Его сдавленный стон пугает меня. Я тут же сажусь на корточки и со страхом гляжу ему в лицо. Его глаза крепко закрыты, он не шевелится.
— Еще, — шепчет он; я снова наклоняюсь к его груди и на этот раз целую один из шрамов. Он ахает, я целую другой и третий. Он громко стонет и неожиданно обнимает меня, хватает одной рукой мои волосы и больно и резко дергает их вниз. Мои губы тут же оказываются возле его жадных губ. Мы целуемся, я запускаю пальцы в его волосы.

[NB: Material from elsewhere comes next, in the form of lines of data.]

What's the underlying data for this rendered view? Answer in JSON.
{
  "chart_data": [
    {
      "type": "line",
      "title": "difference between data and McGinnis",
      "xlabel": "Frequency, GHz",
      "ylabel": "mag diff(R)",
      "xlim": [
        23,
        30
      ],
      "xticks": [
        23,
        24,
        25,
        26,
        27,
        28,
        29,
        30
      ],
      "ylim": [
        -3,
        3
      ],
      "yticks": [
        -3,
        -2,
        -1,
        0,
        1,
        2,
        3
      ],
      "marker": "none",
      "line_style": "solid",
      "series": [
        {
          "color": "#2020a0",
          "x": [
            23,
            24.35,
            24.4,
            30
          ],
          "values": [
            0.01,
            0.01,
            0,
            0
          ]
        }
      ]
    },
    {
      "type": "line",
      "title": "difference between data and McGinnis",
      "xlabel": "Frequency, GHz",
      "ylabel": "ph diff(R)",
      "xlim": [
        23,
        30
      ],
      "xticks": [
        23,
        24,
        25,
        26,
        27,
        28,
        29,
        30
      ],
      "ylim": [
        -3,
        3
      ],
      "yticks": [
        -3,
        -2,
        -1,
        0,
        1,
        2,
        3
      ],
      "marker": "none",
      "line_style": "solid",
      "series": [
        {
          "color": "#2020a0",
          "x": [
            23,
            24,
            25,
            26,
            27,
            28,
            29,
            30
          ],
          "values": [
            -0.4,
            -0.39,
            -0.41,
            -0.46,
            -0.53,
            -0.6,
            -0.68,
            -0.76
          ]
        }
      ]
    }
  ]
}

— Ох, Ана, — шепчет он и кладет меня на пол. Через мгновение я уже лежу под ним. Я беру в ладони его прекрасное лицо и ощущаю под пальцами его слезы.
Он плачет… Нет. Нет!
— Кристиан, пожалуйста, не плачь! Я серьезно говорю, что никогда тебя не оставлю. Мне очень жаль, если у тебя сложилось другое впечатление… пожалуйста, прости меня. Я люблю тебя. Я буду всегда тебя любить.
Он смотрит на меня, и на его лице застыла болезненная гримаса.
— В чем дело?
В его больших глазах застыло отчаяние.
— Почему ты считаешь, что я брошу тебя? В чем секрет? Что заставляет тебя думать, что я уйду? Скажи мне, Кристиан, пожалуйста…
Он садится, на этот раз по-турецки, я тоже сажусь, вытянув ноги. Мне хочется встать с пола, но я не хочу нарушать его ход мыслей. Кажется, он наконец-то готов мне поверить.
Он смотрит на меня с отчаяньем. Вот черт, это плохо…
— Ана… — Он замолкает, подыскивая слова; на его лице застыла боль. Куда мы с ним идем?..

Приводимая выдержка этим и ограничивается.